Saudi Grand Mufti Sheikh Abdul Aziz al-Sheikh on Tuesday blasted Al-Qaeda and the Takfiri group, ISIL, as "enemy number one" of Islam, in a statement issued in Riyadh.
Saudi Grand Mufti Sheikh Abdul Aziz al-Sheikh on Tuesday blasted Al-Qaeda and the Takfiri group, ISIL, as "enemy number one" of Islam, in a statement issued in Riyadh.
"The ideas of extremism, radicalism and terrorism... have nothing to do with Islam and (their proponents) are the enemy number one of Islam," the kingdom's top cleric said.
He cited Takfiris from the Islamic State, which has declared a "caliphate" straddling large parts of Iraq and Syria, and the global Al-Qaeda terror network.
"Muslims are the main victims of this extremism, as shown by crimes committed by the so-called ISIL, Al-Qaeda and groups linked to them," the mufti said, quoting a verse in the Quran urging the "killing" of people who do deeds harmful to Islam.
"In the circumstances the Islamic nation is living through, several countries have been destabilized" by extremists, who "divide Muslims" in the name of religion, the mufti said.
He warned: "In Islam, after heresy, dividing Muslims is the greatest crime."
The mufti urged "tolerance, which was at the origin of Islam's growth and longevity."
The ISIL had pronounced its “caliphate” last June. The Takfiri group has been widely known for its brutal crimes against civilians in Iraq and Syria.
Damascus has repeatedly accused the Saudi Arabia and other Gulf states of destabilizing Syria through funding and arming Takfiri groups like ISIL and Nusra Front.
Last Week, Hezbollah Secretary General, Sayyed Hasan Nasrallah warned that several countries, including Saudi Arabia fear the threat of ISIL.
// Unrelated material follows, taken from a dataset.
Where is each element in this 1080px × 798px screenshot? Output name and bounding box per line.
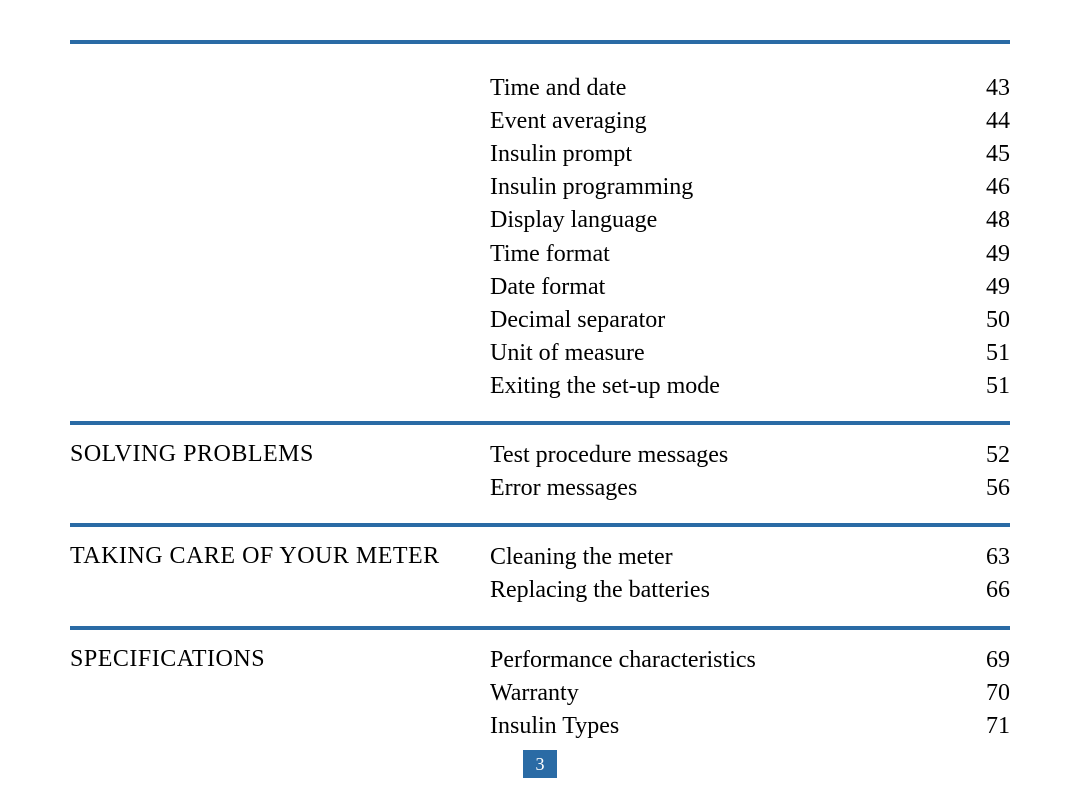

During an interview with Lebanese daily al-Akhbar, the resistance leader highlighted that some countries know what they have created and raised, and that's why their diagnosis of ISIL risk is the most accurate of others because they know what they have had, speaking about the "real horror" inside the Gulf countries and the Saudi Arabia because this thought have been taught for decades for people, schools and in the curriculum.
"Turkey and Qatar are backing ISIL, and I am convinced the Saudi Arabia's fear of it," Sayyed Nasrallah told al-Akhbar.